ホントにはじめての原価計算

「ホントにはじめての原価計算」をKindleで読みました。工場のコンサルティングの仕事をいただきましたので、念のために読んでみました。二年ほど前から日商簿記検定で「初級原価計算」の試験が始まったそうです。読んでみて、簿記三級より易しいと思います。二級の工業簿記は、仕訳が面倒だった記憶がありますが、初級原価計算は、仕訳が少なくて、かなり楽です。通読して、原価低減の私の提案がオーソドックスであることを確認できました。財務会計が不確かであれば、便法で管理会計の仕組みを作る方が現実的です。勉強になりました。備忘します。

 

 


原価計算は、作った製品の原価を算出することを目的とします。“原価”は製品 1個あたりの数値です。「販売価格-原価 =利益」ですので、会社としては原価がわからないと、販売したときに利益の金額がわかりません。

かかった原価を「仕掛品」という資産勘定の借方に積み上げていくわけです。非常に大切なことですのでもう一度言います。製造するためにかかった原価は「仕掛品」勘定に集めていきます。それまでいくらの原価がかかったのかは、「仕掛品」勘定で把握するわけです。

財務会計は外部に報告・開示するのが目的ですから、計算期間は事業年度です(通常は 1年間です)。一方工業簿記・原価計算は企業内部でのデータ把握も目的ですから、 1ヶ月を計算単位とすることが多いです。

製造原価は「材料費」「労務費」「経費」の 3つに分けられます。この 3つ、とりあえず今ここで覚えてください。これら 3つの概念は工業簿記・原価計算の基本中の基本となります。

製造原価は「材料費」「労務費」「経費」の 3種類に分けられる。そしてそれらはそれぞれ「製造直接費」と「製造間接費」に分けられる。よって製造原価は「直接材料費」「間接材料費」「直接労務費」「間接労務費」「直接経費」「間接経費」の 6種類に分けられることになる。

製造原価は操業度(工場の稼働時間など)との関連で、変動費と固定費に分けられる(販売費・一般管理費も何らかの操業度に応じて変動費と固定費とに分けられます)。

消費金額はどのように把握されるのかというと消費数量 ×消費単価で算出されます。つまり、材料の消費金額を算出するためには、消費された材料の数量と、消費された材料の単価の 2つを算出する必要があります。

継続記録法は、材料の受入と払出のつど、材料元帳にその数量を記録する方法です。一方、棚卸計算法は材料の受入のときのみ材料元帳にその数量を記録する方法です。

材料の単価を算定するには、主に先入先出法と平均法があります。

直接工の賃金がすべて直接労務費になるわけではなく、直接作業時間以外の時間分は間接労務費です。
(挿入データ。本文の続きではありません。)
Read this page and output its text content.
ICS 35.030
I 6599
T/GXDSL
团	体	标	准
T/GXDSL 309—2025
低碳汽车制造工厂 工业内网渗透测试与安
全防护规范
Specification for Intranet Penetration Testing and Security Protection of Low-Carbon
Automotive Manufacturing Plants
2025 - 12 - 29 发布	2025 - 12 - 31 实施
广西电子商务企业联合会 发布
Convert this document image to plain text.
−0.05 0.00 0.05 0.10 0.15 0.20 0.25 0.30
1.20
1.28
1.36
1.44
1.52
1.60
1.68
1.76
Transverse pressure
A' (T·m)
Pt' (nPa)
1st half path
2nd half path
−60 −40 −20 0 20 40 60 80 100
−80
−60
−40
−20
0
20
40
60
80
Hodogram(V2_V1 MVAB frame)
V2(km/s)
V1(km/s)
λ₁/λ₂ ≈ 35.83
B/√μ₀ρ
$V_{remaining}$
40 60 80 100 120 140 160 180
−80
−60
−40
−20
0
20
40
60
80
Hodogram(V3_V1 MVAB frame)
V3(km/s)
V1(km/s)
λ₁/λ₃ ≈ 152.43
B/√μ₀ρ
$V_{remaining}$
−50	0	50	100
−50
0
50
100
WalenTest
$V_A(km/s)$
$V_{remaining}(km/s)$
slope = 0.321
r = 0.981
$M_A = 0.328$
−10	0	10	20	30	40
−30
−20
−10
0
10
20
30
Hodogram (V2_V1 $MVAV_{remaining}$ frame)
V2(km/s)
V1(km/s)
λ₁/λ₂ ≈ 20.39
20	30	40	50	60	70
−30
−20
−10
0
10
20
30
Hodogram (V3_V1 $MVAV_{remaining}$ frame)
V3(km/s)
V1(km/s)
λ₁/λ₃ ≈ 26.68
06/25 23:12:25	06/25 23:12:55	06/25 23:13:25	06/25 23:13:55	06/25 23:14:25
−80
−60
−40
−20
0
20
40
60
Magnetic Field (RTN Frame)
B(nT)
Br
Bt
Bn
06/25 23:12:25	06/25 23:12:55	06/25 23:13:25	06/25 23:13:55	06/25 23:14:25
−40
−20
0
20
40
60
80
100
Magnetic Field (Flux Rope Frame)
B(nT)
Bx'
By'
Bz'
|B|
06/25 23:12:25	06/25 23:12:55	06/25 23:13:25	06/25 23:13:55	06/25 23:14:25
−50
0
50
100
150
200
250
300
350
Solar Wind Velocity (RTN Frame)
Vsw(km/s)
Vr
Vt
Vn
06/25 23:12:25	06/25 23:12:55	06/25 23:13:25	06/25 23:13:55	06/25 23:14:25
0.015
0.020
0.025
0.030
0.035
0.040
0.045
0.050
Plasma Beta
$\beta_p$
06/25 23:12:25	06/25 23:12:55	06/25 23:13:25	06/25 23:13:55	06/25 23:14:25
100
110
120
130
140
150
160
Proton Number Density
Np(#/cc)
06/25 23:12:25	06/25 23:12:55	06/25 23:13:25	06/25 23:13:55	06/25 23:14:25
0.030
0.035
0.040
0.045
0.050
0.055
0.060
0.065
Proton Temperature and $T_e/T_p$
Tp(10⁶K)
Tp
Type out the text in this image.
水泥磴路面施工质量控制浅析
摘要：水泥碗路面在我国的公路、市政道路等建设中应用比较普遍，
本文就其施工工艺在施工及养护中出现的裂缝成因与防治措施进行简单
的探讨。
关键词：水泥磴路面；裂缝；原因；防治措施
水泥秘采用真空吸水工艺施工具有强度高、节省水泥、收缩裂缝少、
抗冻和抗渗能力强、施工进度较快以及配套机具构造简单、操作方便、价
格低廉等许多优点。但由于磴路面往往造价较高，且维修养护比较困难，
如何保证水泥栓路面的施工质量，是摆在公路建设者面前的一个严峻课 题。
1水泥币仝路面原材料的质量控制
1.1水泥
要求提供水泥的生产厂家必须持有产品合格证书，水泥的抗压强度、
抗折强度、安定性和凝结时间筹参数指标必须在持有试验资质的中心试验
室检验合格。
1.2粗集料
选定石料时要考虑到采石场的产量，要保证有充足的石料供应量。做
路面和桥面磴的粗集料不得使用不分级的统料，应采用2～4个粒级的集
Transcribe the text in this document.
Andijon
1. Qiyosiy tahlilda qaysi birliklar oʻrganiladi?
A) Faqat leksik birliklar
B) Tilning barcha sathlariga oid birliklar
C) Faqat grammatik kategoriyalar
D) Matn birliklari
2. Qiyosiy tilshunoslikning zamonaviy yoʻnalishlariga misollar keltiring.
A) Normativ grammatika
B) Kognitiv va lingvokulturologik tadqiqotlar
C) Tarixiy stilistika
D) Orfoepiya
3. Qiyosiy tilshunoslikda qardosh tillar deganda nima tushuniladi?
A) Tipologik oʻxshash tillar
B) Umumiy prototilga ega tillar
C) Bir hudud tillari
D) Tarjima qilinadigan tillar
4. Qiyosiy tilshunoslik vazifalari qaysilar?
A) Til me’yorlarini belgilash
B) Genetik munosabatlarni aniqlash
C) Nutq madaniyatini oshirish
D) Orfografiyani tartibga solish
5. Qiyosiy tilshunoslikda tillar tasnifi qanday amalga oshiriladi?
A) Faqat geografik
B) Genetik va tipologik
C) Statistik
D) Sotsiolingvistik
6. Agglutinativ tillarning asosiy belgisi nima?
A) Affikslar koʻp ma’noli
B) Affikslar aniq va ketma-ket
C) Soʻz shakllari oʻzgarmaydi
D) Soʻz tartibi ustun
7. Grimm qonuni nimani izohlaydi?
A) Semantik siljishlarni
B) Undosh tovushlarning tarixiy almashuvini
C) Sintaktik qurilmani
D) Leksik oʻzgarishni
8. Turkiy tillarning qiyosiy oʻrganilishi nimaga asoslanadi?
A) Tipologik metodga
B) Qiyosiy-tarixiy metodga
たとえば、毎朝の機械稼働前の準備待機時間や仕事場の清掃時間にかかった分の賃金は間接労務費です。

経費とは、例を挙げると、水道光熱費、修繕費、電話代(通信費)、棚卸減耗費、外注加工費、工場の機械設備の減価償却費などです。

総合原価計算というのは、このようにまずは「製品数十個・数百個分の材料を投入し、それに同一内容の加工を次々としていく」というイメージを持っていただきたいわけです。

原価( Cost)、営業量( Volume)、利益( Profit)それぞれの頭文字をとって CVP分析と呼ばれています。これは「この原価であれば、どれくらいの販売数量があれば、どれくらいの利益となるのか」といったような分析です。

この売上高直線と総原価直線が交わる点は、売上高と総原価が等しいので、儲けになるか、損になるかの分かれ目の点です。この交点よりも売上高が小さければ損失ですし、大きければ利益(儲け)です。この交点を損益分岐点(そんえきぶんきてん)といいます。